Oil becomes speculators' market of choice
With heavy investment fund buying driving oil prices up 27 % this year to a 21-year high, opinion is divided on
whether large funds are buying on the basis of solid market fundamentals or creating a bubble.
Oil has become the market of choice for speculators in recent months with a niche group of unknown investors holding
a significant portion of the total outstanding crude-related energy contracts on the New York Mercantile Exchange.
That volume is equivalent to an underlying 1 bn barrels of crude oil and petroleum products, or about 4 1/2 months
worth of global consumption.
“There is no doubt that there is a speculative bubble that has created a big premium in the price, which should
be closer to $ 30 to $ 32 a barrel based on the current supply and demand trends,” Mike Rothman, chief energy
strategist at Merrill Lynch told. He is predicting a sharp increase in global crude inventory levels over the next
month.
“Speculative interest in oil is at unprecedented levels.”

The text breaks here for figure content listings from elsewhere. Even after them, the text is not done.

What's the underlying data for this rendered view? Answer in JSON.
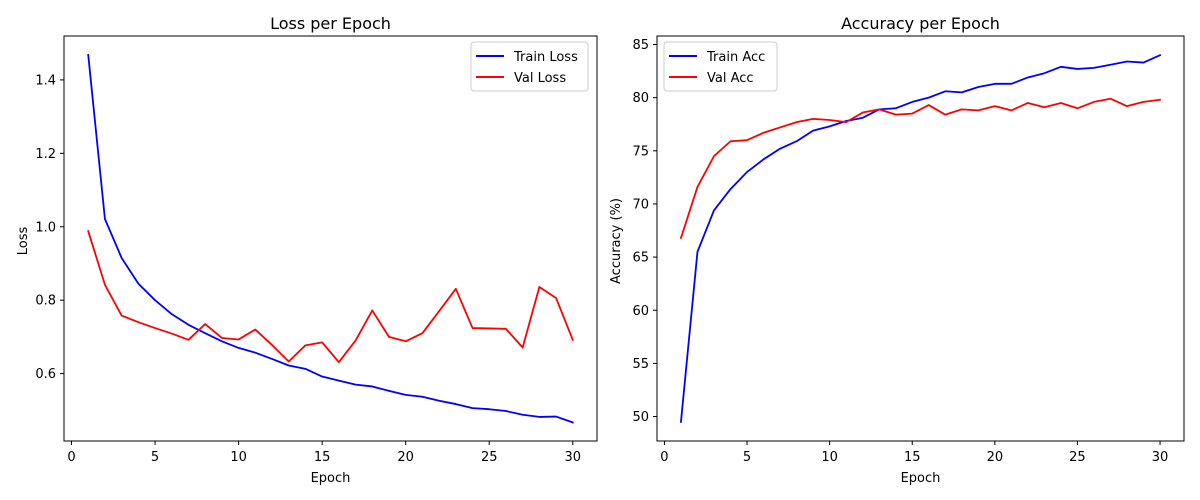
{
  "chart_data": [
    {
      "type": "line",
      "title": "Loss per Epoch",
      "xlabel": "Epoch",
      "ylabel": "Loss",
      "xlim": [
        -0.45,
        31.45
      ],
      "ylim": [
        0.4164,
        1.5196
      ],
      "xticks": [
        0,
        5,
        10,
        15,
        20,
        25,
        30
      ],
      "yticks": [
        0.6,
        0.8,
        1.0,
        1.2,
        1.4
      ],
      "ytick_labels": [
        "0.6",
        "0.8",
        "1.0",
        "1.2",
        "1.4"
      ],
      "legend_position": "upper right",
      "x": [
        1,
        2,
        3,
        4,
        5,
        6,
        7,
        8,
        9,
        10,
        11,
        12,
        13,
        14,
        15,
        16,
        17,
        18,
        19,
        20,
        21,
        22,
        23,
        24,
        25,
        26,
        27,
        28,
        29,
        30
      ],
      "series": [
        {
          "name": "Train Loss",
          "color": "#0000ff",
          "values": [
            1.468,
            1.021,
            0.915,
            0.845,
            0.8,
            0.762,
            0.733,
            0.71,
            0.688,
            0.67,
            0.657,
            0.64,
            0.622,
            0.613,
            0.592,
            0.581,
            0.57,
            0.565,
            0.553,
            0.542,
            0.537,
            0.526,
            0.517,
            0.506,
            0.503,
            0.498,
            0.488,
            0.482,
            0.483,
            0.467
          ]
        },
        {
          "name": "Val Loss",
          "color": "#ff0000",
          "values": [
            0.988,
            0.842,
            0.758,
            0.74,
            0.724,
            0.709,
            0.692,
            0.735,
            0.697,
            0.693,
            0.72,
            0.678,
            0.633,
            0.677,
            0.685,
            0.631,
            0.69,
            0.772,
            0.7,
            0.688,
            0.71,
            0.77,
            0.831,
            0.724,
            0.723,
            0.722,
            0.671,
            0.836,
            0.806,
            0.692
          ]
        }
      ]
    },
    {
      "type": "line",
      "title": "Accuracy per Epoch",
      "xlabel": "Epoch",
      "ylabel": "Accuracy (%)",
      "xlim": [
        -0.45,
        31.45
      ],
      "ylim": [
        47.7,
        85.8
      ],
      "xticks": [
        0,
        5,
        10,
        15,
        20,
        25,
        30
      ],
      "yticks": [
        50,
        55,
        60,
        65,
        70,
        75,
        80,
        85
      ],
      "ytick_labels": [
        "50",
        "55",
        "60",
        "65",
        "70",
        "75",
        "80",
        "85"
      ],
      "legend_position": "upper left",
      "x": [
        1,
        2,
        3,
        4,
        5,
        6,
        7,
        8,
        9,
        10,
        11,
        12,
        13,
        14,
        15,
        16,
        17,
        18,
        19,
        20,
        21,
        22,
        23,
        24,
        25,
        26,
        27,
        28,
        29,
        30
      ],
      "series": [
        {
          "name": "Train Acc",
          "color": "#0000ff",
          "values": [
            49.5,
            65.5,
            69.4,
            71.4,
            73.0,
            74.2,
            75.2,
            75.9,
            76.9,
            77.3,
            77.8,
            78.1,
            78.9,
            79.0,
            79.6,
            80.0,
            80.6,
            80.5,
            81.0,
            81.3,
            81.3,
            81.9,
            82.3,
            82.9,
            82.7,
            82.8,
            83.1,
            83.4,
            83.3,
            84.0
          ]
        },
        {
          "name": "Val Acc",
          "color": "#ff0000",
          "values": [
            66.8,
            71.6,
            74.5,
            75.9,
            76.0,
            76.7,
            77.2,
            77.7,
            78.0,
            77.9,
            77.7,
            78.6,
            78.9,
            78.4,
            78.5,
            79.3,
            78.4,
            78.9,
            78.8,
            79.2,
            78.8,
            79.5,
            79.1,
            79.5,
            79.0,
            79.6,
            79.9,
            79.2,
            79.6,
            79.8
          ]
        }
      ]
    }
  ]
}
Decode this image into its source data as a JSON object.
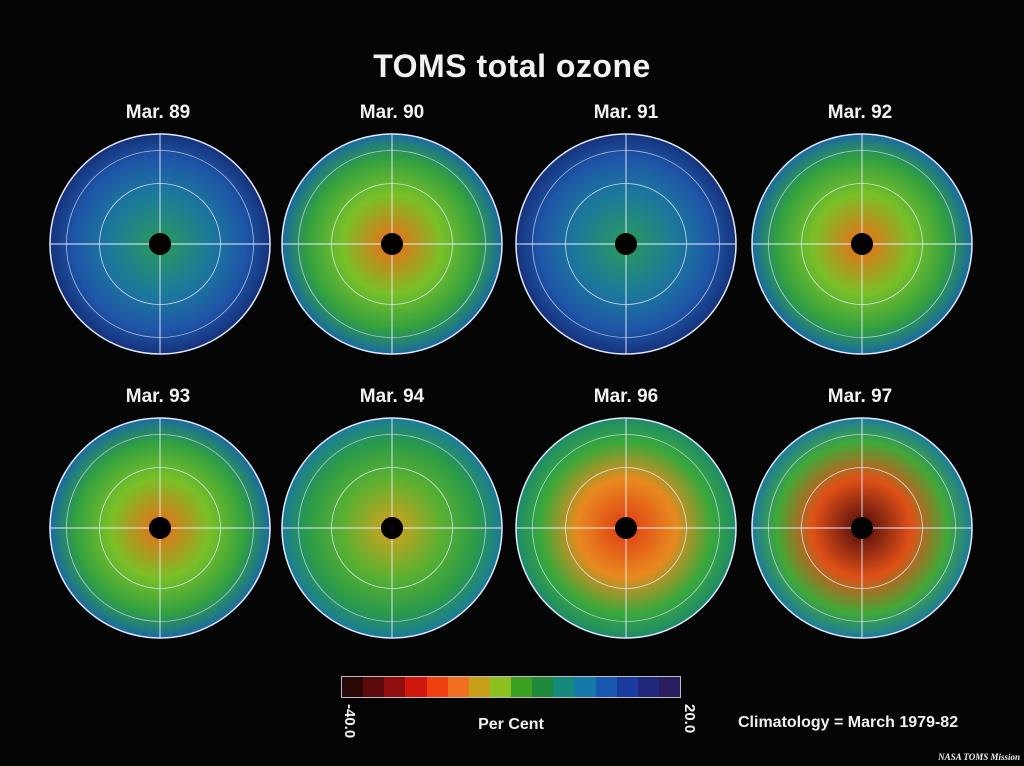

Speculators have been attracted to the energy futures because of the surge in oil demand as the global economy has
grown at its fastest pace in several years and a reduction in global production capacity, tightening the oil market.
The loss of price control from producers to the futures markets since 1983 has been a sore point with members of
OPEC, who do not use these markets.
Despite the increasing fund presence, there is a school of thought that the key measurement to determine whether
speculators are influencing the higher price is the net position between those who buy on the long side -- the camp
that expects prices to continue to rise -- and those who buy on the short side, investors who expect prices to fall.
Kevin Norrish, energy analyst at Barclays Capital, said this net position had fallen from its peak in March, meaning
that fewer people now think prices will keep rising. Despite that, crude prices have risen $ 8 since then. However,
the current level is still double that of last year -- a net position that was considered a record at the time.
“If the net position had continued to grow with the increase in speculative interest in crude oil then that
would reflect a bubble, but we are not seeing that. The buying is based on market fundamentals of strong demand and
concerns about security of supply,” Mr Norrish told.
US oil prices held strong above $ 41 as traders expected a rise in US petroleum inventories. US light crude futures
were up two cents at $ 41.16 a barrel, after a 58-cent fall. London Brent crude rose six cents to $ 37.50 a
barrel.
Prices have failed to respond even to leading OPEC producer Saudi Arabia's promise to raise production sharply in
June and pump at full capacity if necessary. Fears are the funds will stay long in oil, and wait to see firm evidence
of inventory builds in key consumer economies before relaxing their bet on continued oil strength.